Während der Krieg im Iran in die vierte Woche geht, bewertet die globale Finanzwelt die Fortentwicklung des Leitzinses in Dollar neu. Eine von Reuters am Donnerstag veröffentlichte Umfrage unter Ökonomen zeigt ein komplexes Bild: Obwohl die Ölpreise um 40% gestiegen sind und die Renditen zweijähriger US-Staatsanleihen in die Höhe geschnellt sind, haben die Ökonomen die Hoffnung auf Zinssenkungen nicht so vollständig aufgegeben wie die Händler. Die Umfrage deutet darauf hin, dass der September als das wahrscheinlichste Zeitfenster für eine politische Wende angesehen wird, vorausgesetzt, die Spillover-Effekte der Energiekrise bleiben in einem kontrollierten Bereich.
Makroökonomische Herausforderungen
Die aktuelle Inflationsrate liegt etwa einen Prozentpunkt über dem Ziel von 2% der Fed. Befragte Experten glauben, dass der Energieschock zwar heftig ist, aber möglicherweise kürzer anhalten wird als die strukturelle Krise in den 1970er Jahren. Doch dieser Optimismus steht vor realen Herausforderungen, insbesondere durch die Nominierung von Trump für Worsch, die auf den Märkten Spekulationen über die Unabhängigkeit der Fed und zukünftige Kommunikationsstrategien ausgelöst hat. Jan Groen sieht in den durch geopolitische Spannungen ausgelösten Inflationsängsten das größte Hindernis für das Erreichen eines Konsenses über Zinssenkungen.

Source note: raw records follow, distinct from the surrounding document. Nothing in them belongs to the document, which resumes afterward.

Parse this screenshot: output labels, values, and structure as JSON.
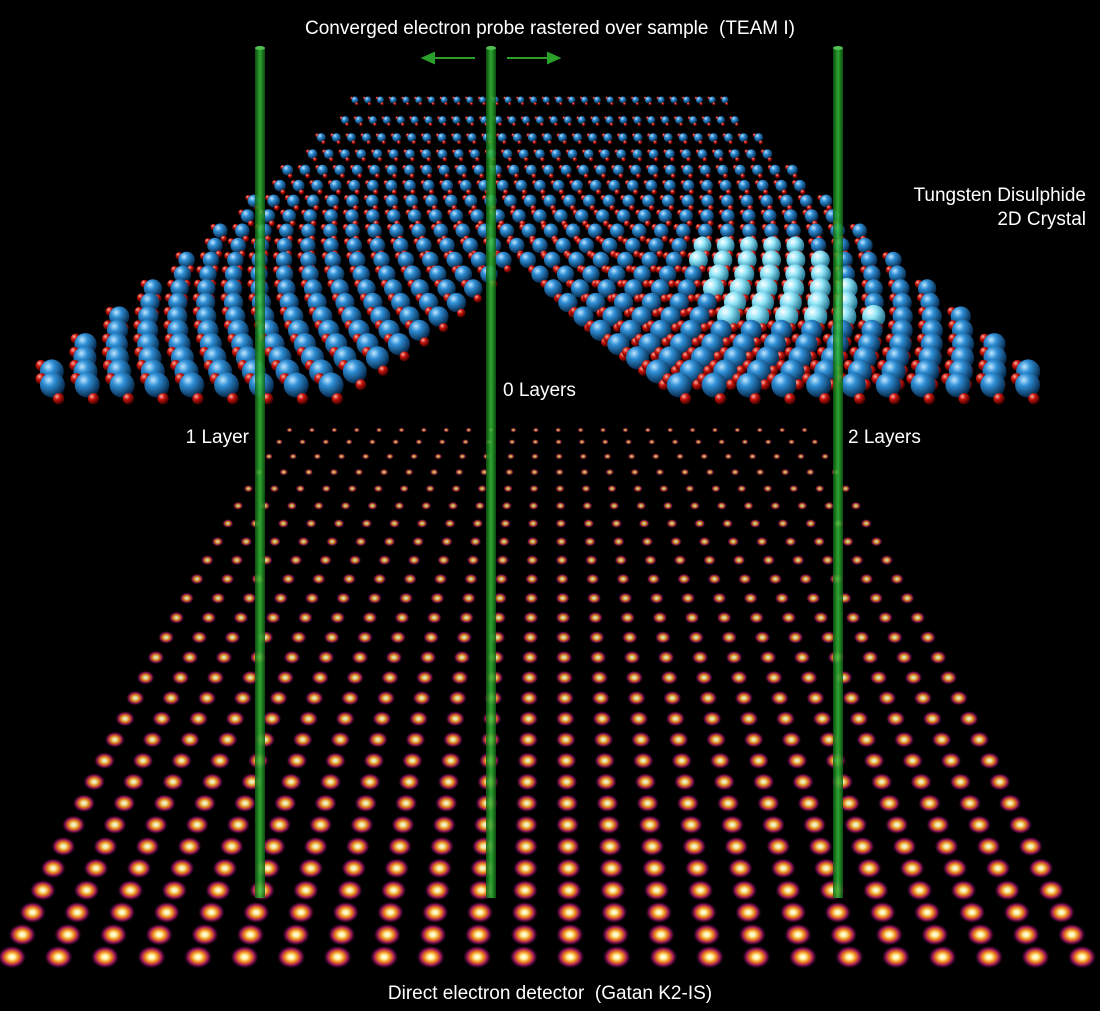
{
  "title": "Converged electron probe rastered over sample  (TEAM I)",
  "sample_label": {
    "line1": "Tungsten Disulphide",
    "line2": "2D Crystal"
  },
  "regions": [
    {
      "label": "1 Layer"
    },
    {
      "label": "0 Layers"
    },
    {
      "label": "2 Layers"
    }
  ],
  "detector_label": "Direct electron detector  (Gatan K2-IS)"
}
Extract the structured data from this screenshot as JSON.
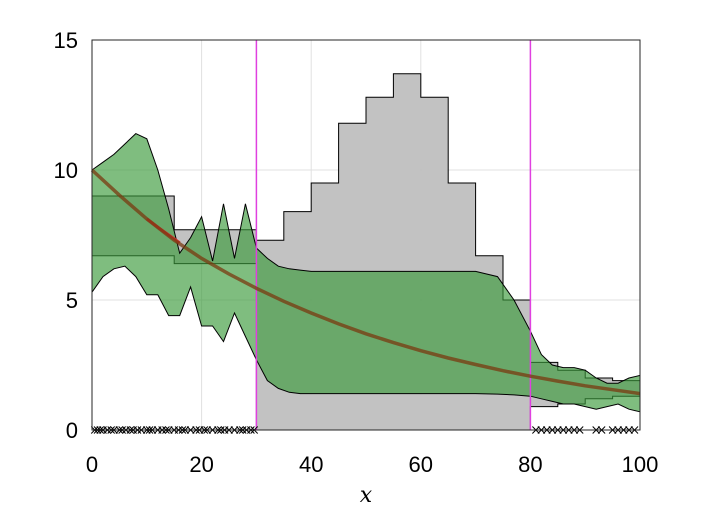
{
  "chart_data": {
    "type": "area",
    "title": "",
    "xlabel": "x",
    "ylabel": "",
    "xlim": [
      0,
      100
    ],
    "ylim": [
      0,
      15
    ],
    "xticks": [
      0,
      20,
      40,
      60,
      80,
      100
    ],
    "yticks": [
      0,
      5,
      10,
      15
    ],
    "grid": true,
    "legend": "none",
    "colors": {
      "gray_fill": "#bfbfbf",
      "green_fill": "#3a9a3a",
      "mean_line": "#7a3a10",
      "true_line": "#d03030",
      "vline": "#e040e0",
      "edge": "#000000"
    },
    "vertical_lines": [
      30,
      80
    ],
    "gray_band": {
      "x": [
        0,
        15,
        15,
        30,
        30,
        35,
        35,
        40,
        40,
        45,
        45,
        50,
        50,
        55,
        55,
        60,
        60,
        65,
        65,
        70,
        70,
        75,
        75,
        80,
        80,
        85,
        85,
        90,
        90,
        95,
        95,
        100
      ],
      "upper": [
        9.0,
        9.0,
        7.7,
        7.7,
        7.3,
        7.3,
        8.4,
        8.4,
        9.5,
        9.5,
        11.8,
        11.8,
        12.8,
        12.8,
        13.7,
        13.7,
        12.8,
        12.8,
        9.5,
        9.5,
        6.7,
        6.7,
        5.0,
        5.0,
        2.6,
        2.6,
        2.3,
        2.3,
        2.0,
        2.0,
        1.9,
        1.9
      ],
      "lower": [
        6.7,
        6.7,
        6.4,
        6.4,
        0.0,
        0.0,
        0.0,
        0.0,
        0.0,
        0.0,
        0.0,
        0.0,
        0.0,
        0.0,
        0.0,
        0.0,
        0.0,
        0.0,
        0.0,
        0.0,
        0.0,
        0.0,
        0.0,
        0.0,
        0.9,
        0.9,
        1.0,
        1.0,
        1.2,
        1.2,
        1.3,
        1.3
      ]
    },
    "green_band": {
      "x": [
        0,
        2,
        4,
        6,
        8,
        10,
        12,
        14,
        16,
        18,
        20,
        22,
        24,
        26,
        28,
        30,
        32,
        34,
        36,
        38,
        40,
        45,
        50,
        55,
        60,
        65,
        70,
        74,
        77,
        80,
        82,
        84,
        86,
        88,
        90,
        92,
        94,
        96,
        98,
        100
      ],
      "upper": [
        10.0,
        10.3,
        10.6,
        11.0,
        11.4,
        11.2,
        10.0,
        8.5,
        6.8,
        7.4,
        8.2,
        6.5,
        8.7,
        6.6,
        8.7,
        7.0,
        6.6,
        6.3,
        6.2,
        6.15,
        6.1,
        6.1,
        6.1,
        6.1,
        6.1,
        6.1,
        6.1,
        5.9,
        5.0,
        3.8,
        2.9,
        2.5,
        2.4,
        2.4,
        2.3,
        2.0,
        1.8,
        1.8,
        2.0,
        2.1
      ],
      "lower": [
        5.3,
        5.9,
        6.2,
        6.3,
        5.9,
        5.2,
        5.2,
        4.4,
        4.4,
        5.5,
        4.0,
        4.0,
        3.4,
        4.5,
        3.6,
        2.7,
        1.9,
        1.6,
        1.45,
        1.4,
        1.4,
        1.4,
        1.4,
        1.4,
        1.4,
        1.4,
        1.4,
        1.38,
        1.35,
        1.3,
        1.2,
        1.1,
        1.0,
        1.0,
        0.9,
        0.8,
        0.9,
        1.0,
        0.8,
        0.7
      ]
    },
    "mean_curve": {
      "x": [
        0,
        5,
        10,
        15,
        20,
        25,
        30,
        35,
        40,
        45,
        50,
        55,
        60,
        65,
        70,
        75,
        80,
        85,
        90,
        95,
        100
      ],
      "y": [
        10.0,
        9.03,
        8.12,
        7.3,
        6.6,
        6.0,
        5.45,
        4.95,
        4.5,
        4.08,
        3.7,
        3.36,
        3.05,
        2.77,
        2.52,
        2.28,
        2.07,
        1.88,
        1.7,
        1.55,
        1.4
      ]
    },
    "true_segment": {
      "x": [
        10,
        12,
        14,
        16
      ],
      "y": [
        8.12,
        7.8,
        7.5,
        7.2
      ]
    },
    "samples": {
      "x": [
        0.5,
        1,
        1.5,
        2,
        2.8,
        3.5,
        4,
        5,
        5.5,
        6.2,
        7,
        7.5,
        8.3,
        9,
        10,
        10.5,
        11,
        12,
        12.8,
        13.5,
        14,
        15,
        15.8,
        16.5,
        17,
        18,
        19,
        19.6,
        20.5,
        21,
        22,
        23,
        23.5,
        24.2,
        25,
        26,
        27,
        27.5,
        28.2,
        29,
        29.6,
        81,
        82,
        83,
        84,
        85,
        86,
        87,
        88,
        89,
        92,
        93,
        95,
        96,
        97,
        98,
        99
      ]
    }
  }
}
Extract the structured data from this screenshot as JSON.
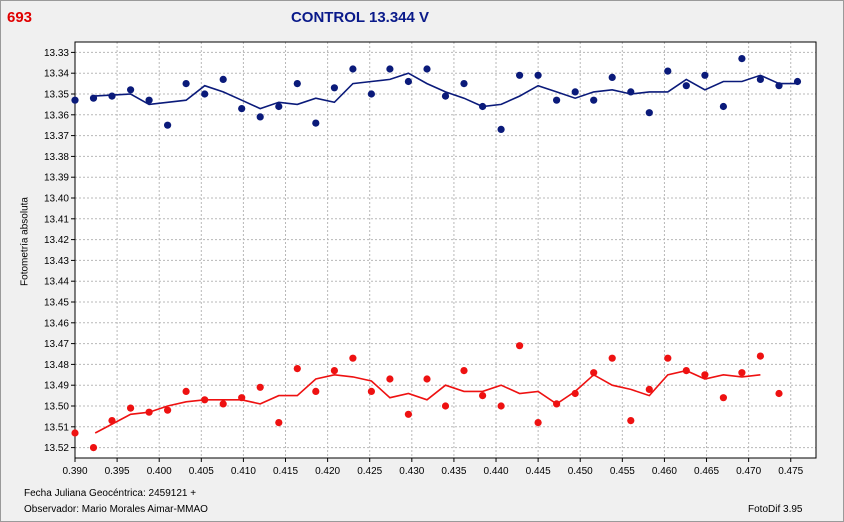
{
  "header": {
    "star_id": "693",
    "title": "CONTROL 13.344 V"
  },
  "footer": {
    "jd_text": "Fecha Juliana Geocéntrica: 2459121 +",
    "observer_text": "Observador: Mario Morales Aimar-MMAO",
    "software": "FotoDif 3.95"
  },
  "chart_data": {
    "type": "scatter",
    "title": "CONTROL 13.344 V",
    "xlabel": "",
    "ylabel": "Fotometría absoluta",
    "xlim": [
      0.39,
      0.478
    ],
    "ylim": [
      13.325,
      13.525
    ],
    "y_inverted": true,
    "grid": true,
    "x_ticks": [
      "0.390",
      "0.395",
      "0.400",
      "0.405",
      "0.410",
      "0.415",
      "0.420",
      "0.425",
      "0.430",
      "0.435",
      "0.440",
      "0.445",
      "0.450",
      "0.455",
      "0.460",
      "0.465",
      "0.470",
      "0.475"
    ],
    "y_ticks": [
      "13.33",
      "13.34",
      "13.35",
      "13.36",
      "13.37",
      "13.38",
      "13.39",
      "13.40",
      "13.41",
      "13.42",
      "13.43",
      "13.44",
      "13.45",
      "13.46",
      "13.47",
      "13.48",
      "13.49",
      "13.50",
      "13.51",
      "13.52"
    ],
    "series": [
      {
        "color": "#0a1a7a",
        "points": [
          [
            0.39,
            13.353
          ],
          [
            0.3922,
            13.352
          ],
          [
            0.3944,
            13.351
          ],
          [
            0.3966,
            13.348
          ],
          [
            0.3988,
            13.353
          ],
          [
            0.401,
            13.365
          ],
          [
            0.4032,
            13.345
          ],
          [
            0.4054,
            13.35
          ],
          [
            0.4076,
            13.343
          ],
          [
            0.4098,
            13.357
          ],
          [
            0.412,
            13.361
          ],
          [
            0.4142,
            13.356
          ],
          [
            0.4164,
            13.345
          ],
          [
            0.4186,
            13.364
          ],
          [
            0.4208,
            13.347
          ],
          [
            0.423,
            13.338
          ],
          [
            0.4252,
            13.35
          ],
          [
            0.4274,
            13.338
          ],
          [
            0.4296,
            13.344
          ],
          [
            0.4318,
            13.338
          ],
          [
            0.434,
            13.351
          ],
          [
            0.4362,
            13.345
          ],
          [
            0.4384,
            13.356
          ],
          [
            0.4406,
            13.367
          ],
          [
            0.4428,
            13.341
          ],
          [
            0.445,
            13.341
          ],
          [
            0.4472,
            13.353
          ],
          [
            0.4494,
            13.349
          ],
          [
            0.4516,
            13.353
          ],
          [
            0.4538,
            13.342
          ],
          [
            0.456,
            13.349
          ],
          [
            0.4582,
            13.359
          ],
          [
            0.4604,
            13.339
          ],
          [
            0.4626,
            13.346
          ],
          [
            0.4648,
            13.341
          ],
          [
            0.467,
            13.356
          ],
          [
            0.4692,
            13.333
          ],
          [
            0.4714,
            13.343
          ],
          [
            0.4736,
            13.346
          ],
          [
            0.4758,
            13.344
          ]
        ],
        "smooth": [
          [
            0.3922,
            13.351
          ],
          [
            0.3966,
            13.35
          ],
          [
            0.3988,
            13.355
          ],
          [
            0.401,
            13.354
          ],
          [
            0.4032,
            13.353
          ],
          [
            0.4054,
            13.346
          ],
          [
            0.4076,
            13.349
          ],
          [
            0.4098,
            13.353
          ],
          [
            0.412,
            13.357
          ],
          [
            0.4142,
            13.354
          ],
          [
            0.4164,
            13.355
          ],
          [
            0.4186,
            13.352
          ],
          [
            0.4208,
            13.354
          ],
          [
            0.423,
            13.345
          ],
          [
            0.4252,
            13.344
          ],
          [
            0.4274,
            13.343
          ],
          [
            0.4296,
            13.34
          ],
          [
            0.4318,
            13.345
          ],
          [
            0.434,
            13.349
          ],
          [
            0.4362,
            13.352
          ],
          [
            0.4384,
            13.356
          ],
          [
            0.4406,
            13.355
          ],
          [
            0.4428,
            13.351
          ],
          [
            0.445,
            13.346
          ],
          [
            0.4472,
            13.349
          ],
          [
            0.4494,
            13.352
          ],
          [
            0.4516,
            13.349
          ],
          [
            0.4538,
            13.348
          ],
          [
            0.456,
            13.35
          ],
          [
            0.4582,
            13.349
          ],
          [
            0.4604,
            13.349
          ],
          [
            0.4626,
            13.343
          ],
          [
            0.4648,
            13.348
          ],
          [
            0.467,
            13.344
          ],
          [
            0.4692,
            13.344
          ],
          [
            0.4714,
            13.341
          ],
          [
            0.4736,
            13.345
          ],
          [
            0.4758,
            13.345
          ]
        ]
      },
      {
        "color": "#ee1111",
        "points": [
          [
            0.39,
            13.513
          ],
          [
            0.3922,
            13.52
          ],
          [
            0.3944,
            13.507
          ],
          [
            0.3966,
            13.501
          ],
          [
            0.3988,
            13.503
          ],
          [
            0.401,
            13.502
          ],
          [
            0.4032,
            13.493
          ],
          [
            0.4054,
            13.497
          ],
          [
            0.4076,
            13.499
          ],
          [
            0.4098,
            13.496
          ],
          [
            0.412,
            13.491
          ],
          [
            0.4142,
            13.508
          ],
          [
            0.4164,
            13.482
          ],
          [
            0.4186,
            13.493
          ],
          [
            0.4208,
            13.483
          ],
          [
            0.423,
            13.477
          ],
          [
            0.4252,
            13.493
          ],
          [
            0.4274,
            13.487
          ],
          [
            0.4296,
            13.504
          ],
          [
            0.4318,
            13.487
          ],
          [
            0.434,
            13.5
          ],
          [
            0.4362,
            13.483
          ],
          [
            0.4384,
            13.495
          ],
          [
            0.4406,
            13.5
          ],
          [
            0.4428,
            13.471
          ],
          [
            0.445,
            13.508
          ],
          [
            0.4472,
            13.499
          ],
          [
            0.4494,
            13.494
          ],
          [
            0.4516,
            13.484
          ],
          [
            0.4538,
            13.477
          ],
          [
            0.456,
            13.507
          ],
          [
            0.4582,
            13.492
          ],
          [
            0.4604,
            13.477
          ],
          [
            0.4626,
            13.483
          ],
          [
            0.4648,
            13.485
          ],
          [
            0.467,
            13.496
          ],
          [
            0.4692,
            13.484
          ],
          [
            0.4714,
            13.476
          ],
          [
            0.4736,
            13.494
          ]
        ],
        "smooth": [
          [
            0.3924,
            13.513
          ],
          [
            0.3966,
            13.504
          ],
          [
            0.3988,
            13.503
          ],
          [
            0.401,
            13.5
          ],
          [
            0.4032,
            13.498
          ],
          [
            0.4054,
            13.497
          ],
          [
            0.4076,
            13.497
          ],
          [
            0.4098,
            13.497
          ],
          [
            0.412,
            13.499
          ],
          [
            0.4142,
            13.495
          ],
          [
            0.4164,
            13.495
          ],
          [
            0.4186,
            13.487
          ],
          [
            0.4208,
            13.485
          ],
          [
            0.423,
            13.486
          ],
          [
            0.4252,
            13.488
          ],
          [
            0.4274,
            13.496
          ],
          [
            0.4296,
            13.494
          ],
          [
            0.4318,
            13.497
          ],
          [
            0.434,
            13.49
          ],
          [
            0.4362,
            13.493
          ],
          [
            0.4384,
            13.493
          ],
          [
            0.4406,
            13.49
          ],
          [
            0.4428,
            13.494
          ],
          [
            0.445,
            13.493
          ],
          [
            0.4472,
            13.499
          ],
          [
            0.4494,
            13.493
          ],
          [
            0.4516,
            13.485
          ],
          [
            0.4538,
            13.49
          ],
          [
            0.456,
            13.492
          ],
          [
            0.4582,
            13.495
          ],
          [
            0.4604,
            13.485
          ],
          [
            0.4626,
            13.483
          ],
          [
            0.4648,
            13.487
          ],
          [
            0.467,
            13.485
          ],
          [
            0.4692,
            13.486
          ],
          [
            0.4714,
            13.485
          ]
        ]
      }
    ]
  }
}
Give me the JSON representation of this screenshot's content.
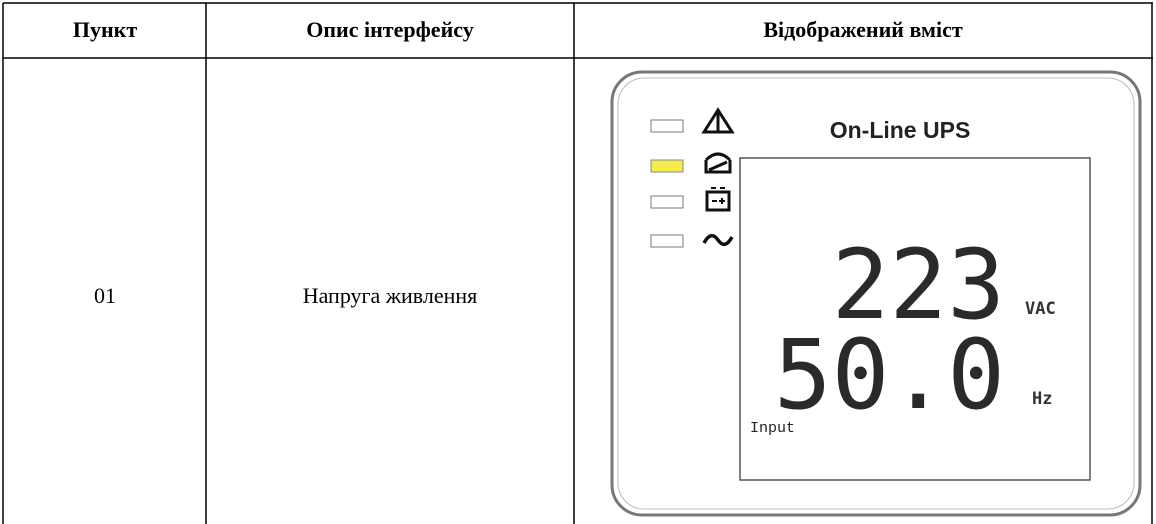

Auswirkungen auf Investitionen
Für globale Investoren bedeutet die Erwartung, dass die Fed bis September „die Füße stillhält“, dass die Vermögensallokation neu angepasst werden muss. Mehr als zwei Drittel der Befragten glauben, dass es vor September keine Zinssenkungen geben wird, was die Attraktivität des Dollars als sichere Anlage verstärkt. Die unterschiedlichen Prognosen zum Zinsniveau Ende 2026 spiegeln auch die Unsicherheit der Experten über das Tempo der wirtschaftlichen Erholung nach dem Krieg wider. Sollte die PCE-Wachstumsrate in den drei Quartalen ab April wie erwartet bei etwa 3% bleiben, wird die Fed in diesem Jahr selbst bei einer einzigen Zinssenkung mit erheblichen politischen und datenbasierten Widerständen konfrontiert sein.